Hello. I'm 28. I've never been married or had kids. I've been in several abusive relationships, mainly emotional/controlling but one became lightly physical, and one was full-on sexually abusive. I was also raped by a "friend with benefits" a couple of years ago. I guess that's a broad picture of my background romantically/sexually.
I have been in love a couple of times as an adult (not including teenage relationships). Once with a man who was controlling and had a short temper, but could be lovely. Once with the man who abused me sexually.
In the case of the second man, we weren't "together" as he wouldn't make it official. At one point, he got a "proper" girlfriend and said he couldn't see me any more. All the hurt I felt about the way things had been for two years boiled up and I got the train to his house to confront him. When I got there, I was in a distressed state and tried to express my anger to him, but he sort of stood there and absorbed it and didn't respond. In the end, we ended up lying on his bed, and I started to seduce him. I know it was because I wanted to feel back in control. He had promised monogamy to her and I knew if he slept with me it meant he was still "mine", or that in some weird way I'd won. He put up a bit of a pretend protest at first, then revealed it was turning him on to cheat on the other woman. We had sex and I immediately felt like shit, but also satisfied that I'd still got him somehow.
Now, I'm not an idiot, despite what this shows. I know I wasn't in control, I wasn't anywhere close to "winning", I was a seedy shit shag outside a relationship, just something for him to fuck. I wasn't on the same level as the girlfriend, I meant nothing to him in that moment and likely nothing afterwards. I know this consciously. But emotionally, that desperation was painful and it's all I could think to do.

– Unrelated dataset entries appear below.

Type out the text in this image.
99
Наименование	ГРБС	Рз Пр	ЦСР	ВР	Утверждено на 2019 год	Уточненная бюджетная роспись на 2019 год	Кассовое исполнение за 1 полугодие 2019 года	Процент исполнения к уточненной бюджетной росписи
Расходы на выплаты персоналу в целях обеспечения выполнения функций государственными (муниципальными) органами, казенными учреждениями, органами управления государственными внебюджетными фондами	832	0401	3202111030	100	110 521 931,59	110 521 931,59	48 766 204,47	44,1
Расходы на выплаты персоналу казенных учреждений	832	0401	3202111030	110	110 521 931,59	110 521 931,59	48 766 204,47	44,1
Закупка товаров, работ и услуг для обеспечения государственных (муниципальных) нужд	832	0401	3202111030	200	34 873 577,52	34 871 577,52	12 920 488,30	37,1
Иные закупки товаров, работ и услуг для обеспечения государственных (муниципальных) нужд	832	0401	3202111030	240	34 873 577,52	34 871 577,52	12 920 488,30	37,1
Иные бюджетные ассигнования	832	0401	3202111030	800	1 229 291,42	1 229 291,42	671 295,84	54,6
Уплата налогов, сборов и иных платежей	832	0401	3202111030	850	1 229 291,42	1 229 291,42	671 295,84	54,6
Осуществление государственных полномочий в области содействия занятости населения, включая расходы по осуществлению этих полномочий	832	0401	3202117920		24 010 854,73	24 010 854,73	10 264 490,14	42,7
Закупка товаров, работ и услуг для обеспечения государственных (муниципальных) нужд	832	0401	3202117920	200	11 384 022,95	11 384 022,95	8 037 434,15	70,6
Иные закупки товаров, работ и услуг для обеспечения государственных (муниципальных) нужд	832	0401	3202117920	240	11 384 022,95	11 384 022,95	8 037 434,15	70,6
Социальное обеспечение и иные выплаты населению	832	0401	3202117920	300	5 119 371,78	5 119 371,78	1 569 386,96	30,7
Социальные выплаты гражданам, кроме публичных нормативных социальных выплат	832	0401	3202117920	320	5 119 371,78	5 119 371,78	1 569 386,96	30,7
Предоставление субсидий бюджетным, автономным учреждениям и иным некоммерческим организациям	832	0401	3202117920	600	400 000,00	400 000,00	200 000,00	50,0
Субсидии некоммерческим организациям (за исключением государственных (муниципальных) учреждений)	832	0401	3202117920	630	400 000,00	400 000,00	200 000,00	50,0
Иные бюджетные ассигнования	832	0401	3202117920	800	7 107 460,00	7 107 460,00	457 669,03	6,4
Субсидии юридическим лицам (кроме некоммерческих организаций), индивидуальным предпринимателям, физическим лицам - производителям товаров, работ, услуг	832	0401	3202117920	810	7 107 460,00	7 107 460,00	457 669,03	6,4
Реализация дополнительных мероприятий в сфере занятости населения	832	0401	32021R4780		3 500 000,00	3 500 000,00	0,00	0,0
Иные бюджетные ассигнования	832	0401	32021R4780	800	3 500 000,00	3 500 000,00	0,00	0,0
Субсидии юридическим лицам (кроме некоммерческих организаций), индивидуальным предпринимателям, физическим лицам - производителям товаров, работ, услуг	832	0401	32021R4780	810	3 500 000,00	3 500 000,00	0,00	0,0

Now I'm repeating the pattern. I was seeing someone in an open relationship. Now, the girlfriend has asked him for monogamy. But that was like a red rag to a bull for me. It reminded me of what happened before. And I knew the only way to prove I mattered was to sleep with him, to prove he still liked me enough to fuck over his relationship (or, to my emotional, irrational brain, that's what it meant). I think he knows I'm in love with him. He puts up a tiny bit of resistance and then we have sex. He said last night he broke his new year's resolution to only sleep with her, to "be good". And I'm a fucking twat because I read that as: "somewhat, you're just sooo sexy and amazing that I can't control myself" rather than "I'm tipsy, my real partner won't find out and I fancy a shag because she's a sure bet".
I suppose on some level I wanted to write it out for the sake of looking myself hard in the face and snapping out of this shit. I'm expecting to get a flaming for this and I'm far less than proud of myself.
I just can't stand it when they say they're picking someone else over me. And even my "monogamous" ex cheated repeatedly. So on some level I don't believe I can ever trust anyone to be just mine. So at least if I'm the "side chick", the one on the periphery, I know the situation. It's the cynical position to be in. I know the score so I'm not being "betrayed". But it makes no sense.